Scientists hope to have access to the material described in a published research paper, so they can verify the results and build on the conclusions. But, as the corrigendum on page 1044 of this issue shows, the work of research and the ethics of the field of study are not always synchronous, which can introduce unfortunate – and unacceptable – restrictions.
Corrigendum is related to a paper that describes making pluripotent germline stem cells from human testicular tissue (S. Conrad et al. Nature 456, 344–349; 2008). As with all materials or data reported in a Nature research paper, these cells should be shared with the research community upon publication.
However, as a corrigendum details, none of the pluripotent cell lines are currently available due to restrictions in the consent forms of the donors, which limit distribution and promise that cells can be destroyed after a certain time in culture. will be done. The authors have since contacted donors and obtained permission to develop some of the lines for distribution. They are also building new lines for distribution from other donors.
Such failures to deliver cell lines are inconsistent with Nature journal policies and the efficient advance of scientific knowledge. The corrigendum alerts investigators to this situation and the steps being taken to rectify it. This particular case illustrates how, when clinicians, researchers and their local ethics boards follow internal procedures that promote both donor safety and medical research, serious problems can arise.
The community was not as surprised by the situation – six out of seven researchers contacted by Nature thought it might happen again.
Researchers developing cell lines should investigate restrictions associated with the human tissue they are using, particularly if someone else collected the samples, if the samples come from multiple clinical sources or if they have multiple legal rights. come from the area. If a scientist needs to create a cell line that can be used for yet unexpected purposes, only tissue with no restrictions should be used.

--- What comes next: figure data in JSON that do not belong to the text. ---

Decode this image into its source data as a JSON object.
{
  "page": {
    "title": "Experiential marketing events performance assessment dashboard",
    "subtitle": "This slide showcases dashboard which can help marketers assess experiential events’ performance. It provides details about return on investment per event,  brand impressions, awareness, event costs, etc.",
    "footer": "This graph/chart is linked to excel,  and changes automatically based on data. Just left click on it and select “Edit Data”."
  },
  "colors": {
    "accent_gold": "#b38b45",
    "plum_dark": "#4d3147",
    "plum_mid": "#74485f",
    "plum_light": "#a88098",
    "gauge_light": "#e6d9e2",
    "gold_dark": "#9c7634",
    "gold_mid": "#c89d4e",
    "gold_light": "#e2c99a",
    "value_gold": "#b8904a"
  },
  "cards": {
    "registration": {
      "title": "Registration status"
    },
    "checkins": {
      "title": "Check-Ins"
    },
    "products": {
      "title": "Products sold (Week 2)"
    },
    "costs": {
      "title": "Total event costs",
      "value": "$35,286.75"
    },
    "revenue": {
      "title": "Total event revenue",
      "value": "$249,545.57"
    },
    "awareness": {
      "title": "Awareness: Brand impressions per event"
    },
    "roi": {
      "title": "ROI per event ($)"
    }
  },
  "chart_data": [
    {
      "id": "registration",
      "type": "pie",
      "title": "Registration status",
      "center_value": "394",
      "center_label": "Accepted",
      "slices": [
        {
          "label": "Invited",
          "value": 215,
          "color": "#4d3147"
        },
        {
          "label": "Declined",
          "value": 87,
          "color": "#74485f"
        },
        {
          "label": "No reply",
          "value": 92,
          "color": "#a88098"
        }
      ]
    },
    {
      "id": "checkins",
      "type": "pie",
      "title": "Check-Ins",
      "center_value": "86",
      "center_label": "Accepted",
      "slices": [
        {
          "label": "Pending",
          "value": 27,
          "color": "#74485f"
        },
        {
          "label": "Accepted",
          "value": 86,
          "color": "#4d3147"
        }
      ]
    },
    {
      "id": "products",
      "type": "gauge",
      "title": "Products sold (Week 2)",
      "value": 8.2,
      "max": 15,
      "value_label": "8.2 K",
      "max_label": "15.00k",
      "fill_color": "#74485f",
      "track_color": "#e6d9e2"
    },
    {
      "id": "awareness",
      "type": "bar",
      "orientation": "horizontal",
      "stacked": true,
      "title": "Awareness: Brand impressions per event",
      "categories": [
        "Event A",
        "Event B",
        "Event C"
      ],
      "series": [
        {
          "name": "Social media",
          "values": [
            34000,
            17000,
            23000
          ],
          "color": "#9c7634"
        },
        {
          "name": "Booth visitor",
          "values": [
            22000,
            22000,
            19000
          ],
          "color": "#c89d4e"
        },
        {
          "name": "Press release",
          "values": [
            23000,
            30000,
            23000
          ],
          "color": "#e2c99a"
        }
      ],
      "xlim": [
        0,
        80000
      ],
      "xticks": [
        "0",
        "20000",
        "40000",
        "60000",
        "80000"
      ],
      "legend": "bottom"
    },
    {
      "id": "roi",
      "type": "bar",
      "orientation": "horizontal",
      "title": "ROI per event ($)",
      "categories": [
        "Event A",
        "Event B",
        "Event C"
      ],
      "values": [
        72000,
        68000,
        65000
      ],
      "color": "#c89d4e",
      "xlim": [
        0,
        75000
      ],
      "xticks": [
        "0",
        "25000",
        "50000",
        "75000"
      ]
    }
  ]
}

An article published earlier this year helpfully suggested that scientists receiving human tissue may agree to some common procedures (such as sharing cell lines with other investigators) and by including requests to contact donors. Mentioning can alleviate most of the issues from the very beginning. again if their research takes an unexpected direction (K. Aalto-Setala et al. PLOS Biol. 7, e100042; 2009).
Journals may remind authors in their policy guidelines that authors of submissions that include consent forms should inform editors of any limitations that may result from those forms. The Nature journal will revise its policies to clarify this.
More importantly, patients, researchers, clinicians and review and ethics boards around the world need to agree on conventions that are acceptable to most parties under most circumstances. Internationally standardized consent forms for human tissue donation should include new uses, genomic comparisons, patents and product development, and should discourage limited access or lifespan.
Ethics and review boards are set up to protect individuals, but can go much further to promote research. No one can deny that donors need to understand the risks and benefits of a procedure, test or donation. However, it seems most ethically responsible, given the value of the research, to interpret the results to boards that restricted access and time limits can have on the value of a donor’s tissue.